Quels souvenirs va-t-elle garder de Mirek le comique ? On parlait de quoi déjà ? Quels étaient nos derniers mots ?
Ah. Oui. Le handspinner.
Mon binôme, qui n'a que faire de mes turpitudes émotionnelles, interrompt ma réflexion :
— Bon, ça fait largement cinq minutes là ! On doit retrouver Angèle à la camionnette.
Oh ! Oui, tiens. Va retrouver Angèle ! Laisse moi seul. Laisse moi disparaître à mon tour.
— Vas-y Solal, je vous rejoins de suite ! Je cherche encore une minute ou deux.
— Si tu veux l’ami. Mais reviens vite, hein ! Qu'on te perde pas aussi. Tiens, je te laisse mon numéro. Au cas où.
OK, OK. Si ça peut le faire partir plus vite.
Je suis ingrat ? Peut-être.
Mais quand le destin vous livre une occasion goldée comme celle-ci, de régler tout vos problèmes en un clignement de cils, faut savoir se montrer reconnaissant.

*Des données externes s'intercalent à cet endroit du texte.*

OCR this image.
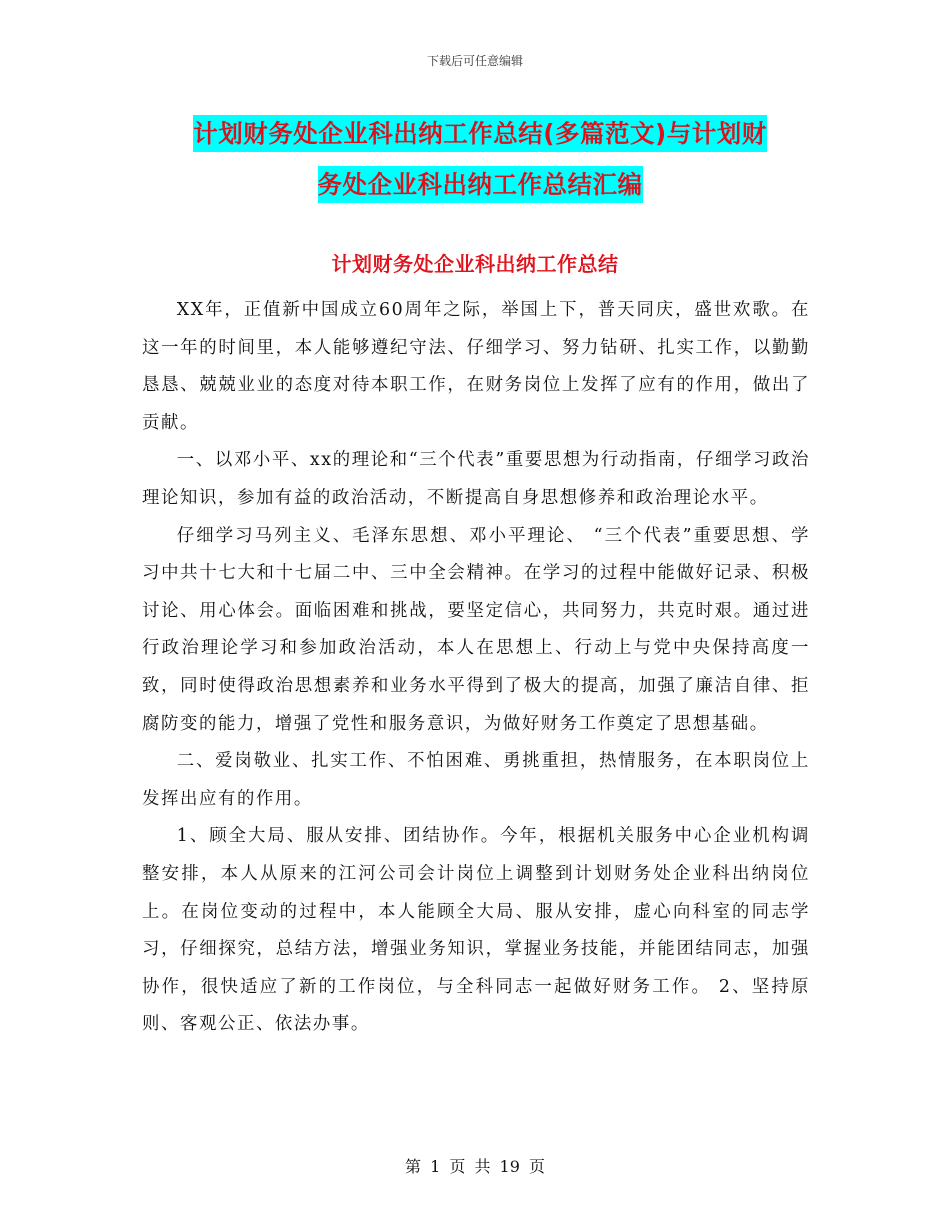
下载后可任意编辑
计划财务处企业科出纳工作总结(多篇范文)与计划财
务处企业科出纳工作总结汇编
计划财务处企业科出纳工作总结

XX年，正值新中国成立60周年之际，举国上下，普天同庆，盛世欢歌。在这一年的时间里，本人能够遵纪守法、仔细学习、努力钻研、扎实工作，以勤勤恳恳、兢兢业业的态度对待本职工作，在财务岗位上发挥了应有的作用，做出了贡献。

一、以邓小平、xx的理论和“三个代表”重要思想为行动指南，仔细学习政治理论知识，参加有益的政治活动，不断提高自身思想修养和政治理论水平。

仔细学习马列主义、毛泽东思想、邓小平理论、 “三个代表”重要思想、学习中共十七大和十七届二中、三中全会精神。在学习的过程中能做好记录、积极讨论、用心体会。面临困难和挑战，要坚定信心，共同努力，共克时艰。通过进行政治理论学习和参加政治活动，本人在思想上、行动上与党中央保持高度一致，同时使得政治思想素养和业务水平得到了极大的提高，加强了廉洁自律、拒腐防变的能力，增强了党性和服务意识，为做好财务工作奠定了思想基础。

二、爱岗敬业、扎实工作、不怕困难、勇挑重担，热情服务，在本职岗位上发挥出应有的作用。

1、顾全大局、服从安排、团结协作。今年，根据机关服务中心企业机构调整安排，本人从原来的江河公司会计岗位上调整到计划财务处企业科出纳岗位上。在岗位变动的过程中，本人能顾全大局、服从安排，虚心向科室的同志学习，仔细探究，总结方法，增强业务知识，掌握业务技能，并能团结同志，加强协作，很快适应了新的工作岗位，与全科同志一起做好财务工作。 2、坚持原则、客观公正、依法办事。

第 1 页 共 19 页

Je suis lâche ? Merci du scoop.
Malgré les doutes d'Ava. Elle a vu quelque chose en moi qui n’existe pas. Des choses qu'elle avait envie de voir.
Devant les soucis, Mirek fuit. C’est son principe de (sur)vie. Et il n’a jamais autant été question de ma survie que ce soir.
— À tout’ l’ami ! Je t’envoie un texto si Angèle a chopé Ava.
— Nickel. À tout de suite.
Voilà que Solal me tourne le dos. Et quel dos. Avec ses trapèzes qui donnent envie de faire des acrobaties.
Il part vers la fameuse camionnette au ballon rouge roulant à deux à l’heure, plusieurs mètres devant. Un couple se glisse entre lui et moi. Je n'aperçois plus que ses dreadlocks liés en queue de cheval qui dépasse la mêlée. Le trio de "dépaveurs" me devance, les bras chargés de munitions.
Ça y est !
Solal a disparu.
Le dernier reliquat de cette soirée insensée s’est volatilisé.
Back to the bercail.
Coucou Sangoku, salut mes acariens. Mirek est de retour parmi vous.
Je lève le nez en l’air histoire d’humer l’atmosphère. Ça sent bon le brûlé.
Un soupir de soulagement gonfle ma poitrine. Je n’ai pas le temps de l’évacuer. J’entends :
— Mirek ? Quelle chance, je t'ai enfin retrouvé.